良くは分からないけど、Aさんということで……いいのかな? 彼は明るい茶髪を楽しそうに揺らし、緑色の目をキラキラと輝かせていた。
「で、マロン、ちゃん?」
「あ、はい。……あれ、名前教えましたっけ。」
「ああ、それは君がこの城で今一番話題に登る人だからだよ!」
バチコーンとウィンク……だっけか。片目をパチリと閉じて、まるで決め台詞のようにそう言った。
「噂、ですか……?」
私、勉強のおかげで敬語も随分流暢に話せるようになった。そのことに少しドキドキワクワクしながら次の言葉を待つ。

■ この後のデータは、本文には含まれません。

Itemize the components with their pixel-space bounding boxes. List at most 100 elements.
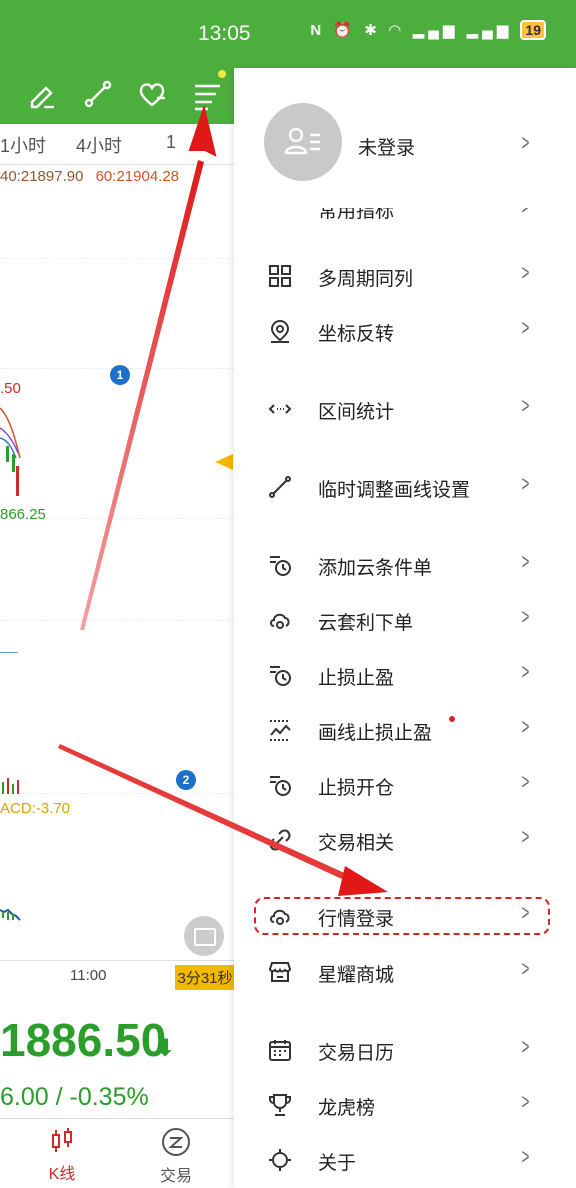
grid-line — [0, 620, 234, 621]
nav-kline[interactable]: K线 — [32, 1127, 92, 1184]
chevron-right-icon: > — [521, 769, 530, 794]
chevron-right-icon: > — [521, 130, 530, 155]
high-price-label: .50 — [0, 380, 21, 397]
menu-item-trade-related[interactable]: 交易相关 > — [234, 818, 576, 862]
trophy-icon — [268, 1093, 292, 1117]
clock-list-icon — [268, 553, 292, 577]
macd-label: ACD:-3.70 — [0, 800, 71, 817]
menu-item-label: 止损止盈 — [318, 668, 395, 689]
nav-kline-label: K线 — [48, 1166, 76, 1183]
chevron-right-icon: > — [521, 393, 530, 418]
chart-stop-icon — [268, 718, 292, 742]
low-price-label: 866.25 — [0, 506, 46, 523]
menu-item-label: 临时调整画线设置 — [318, 480, 471, 501]
menu-item-label: 交易相关 — [318, 833, 395, 854]
menu-item-trade-calendar[interactable]: 交易日历 > — [234, 1028, 576, 1072]
candlestick-icon — [52, 1128, 72, 1152]
price-change: 6.00 / -0.35% — [0, 1083, 149, 1111]
annotation-badge: 1 — [110, 365, 130, 385]
ma40-value: 40:21897.90 — [0, 168, 84, 185]
notification-dot — [218, 70, 226, 78]
favorite-heart-icon[interactable] — [134, 76, 170, 112]
chevron-right-icon: > — [521, 260, 530, 285]
menu-item-stop-open[interactable]: 止损开仓 > — [234, 763, 576, 807]
chevron-right-icon: > — [521, 604, 530, 629]
menu-item-label: 多周期同列 — [318, 269, 414, 290]
menu-item-label: 龙虎榜 — [318, 1098, 376, 1119]
calendar-icon — [268, 1038, 292, 1062]
tab-1h[interactable]: 1小时 — [0, 132, 46, 158]
menu-item-line-settings[interactable]: 临时调整画线设置 > — [234, 465, 576, 509]
grid-line — [0, 793, 234, 794]
fullscreen-button[interactable] — [184, 916, 224, 956]
menu-item-leaderboard[interactable]: 龙虎榜 > — [234, 1083, 576, 1127]
avatar — [264, 103, 342, 181]
chevron-right-icon: > — [521, 714, 530, 739]
alarm-icon: ⏰ — [333, 22, 357, 39]
status-icons: N ⏰ ✱ ◠ ▂▄▆ ▂▄▆ 19 — [310, 20, 546, 40]
annotation-badge: 2 — [176, 770, 196, 790]
chevron-right-icon: > — [521, 471, 530, 496]
clock-list-icon — [268, 663, 292, 687]
bar-countdown: 3分31秒 — [175, 965, 234, 990]
bottom-nav: K线 交易 — [0, 1118, 234, 1188]
location-pin-icon — [268, 319, 292, 343]
menu-item-label: 云套利下单 — [318, 613, 414, 634]
down-arrow-icon: ⬇ — [155, 1035, 176, 1062]
tab-more[interactable]: 1 — [166, 132, 176, 153]
last-price: 1886.50 — [0, 1014, 167, 1066]
nav-trade-label: 交易 — [159, 1168, 192, 1185]
menu-item-label: 星耀商城 — [318, 965, 395, 986]
grid-icon — [268, 264, 292, 288]
volume-bars — [2, 778, 19, 794]
menu-item-line-stop-loss[interactable]: 画线止损止盈 > — [234, 708, 576, 752]
menu-item-about[interactable]: 关于 > — [234, 1138, 576, 1182]
chart-panel: 1小时 4小时 1 40:21897.90 60:21904.28 .50 86… — [0, 68, 234, 1188]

「そ! 君はなんか強いんだって〜? こんどおじさんとも手合わせ願いたいなぁ〜って思ってたと、こ、ろ!」
「あは、はは……そんな、まだまだ私は若輩者ですから……はは」
あ、カプリコーンとは違うタイプのお調子者だわ。意識を彼方に飛ばし、現実逃避しながら話半分でその人に答える。
だってこのテンション疲れるんだもの!
「謙遜しなくても良いんだゾ! 次代の十二星座は歴代最高と言われる程の戦力を持ってるって噂だし? その人達と対等に渡り合ってるって聞いたら気になるジャン?」
キャピッ! と可愛い子ぶってそう言う。あー、誰か助けてくれないかなー。この人と話してると体力がゴッソリ持っていかれる。だーれかー!
その声が届いたのか、我らがカプリコーン様が向こうから歩いてきた。あ、どうしよう。お調子者にお調子者をぶつけたら、もっと酷いことになりそ……
「マロン、遅くなってごめ……ポラリス様!」
陽気なおじちゃんに向かってカプリコーンは首を垂れる。ポラリス様って……え、もしかしてこのおじちゃんが世界のトップ!?
二重の意味で驚き、思考もストップしてしまったのも仕方なかろう。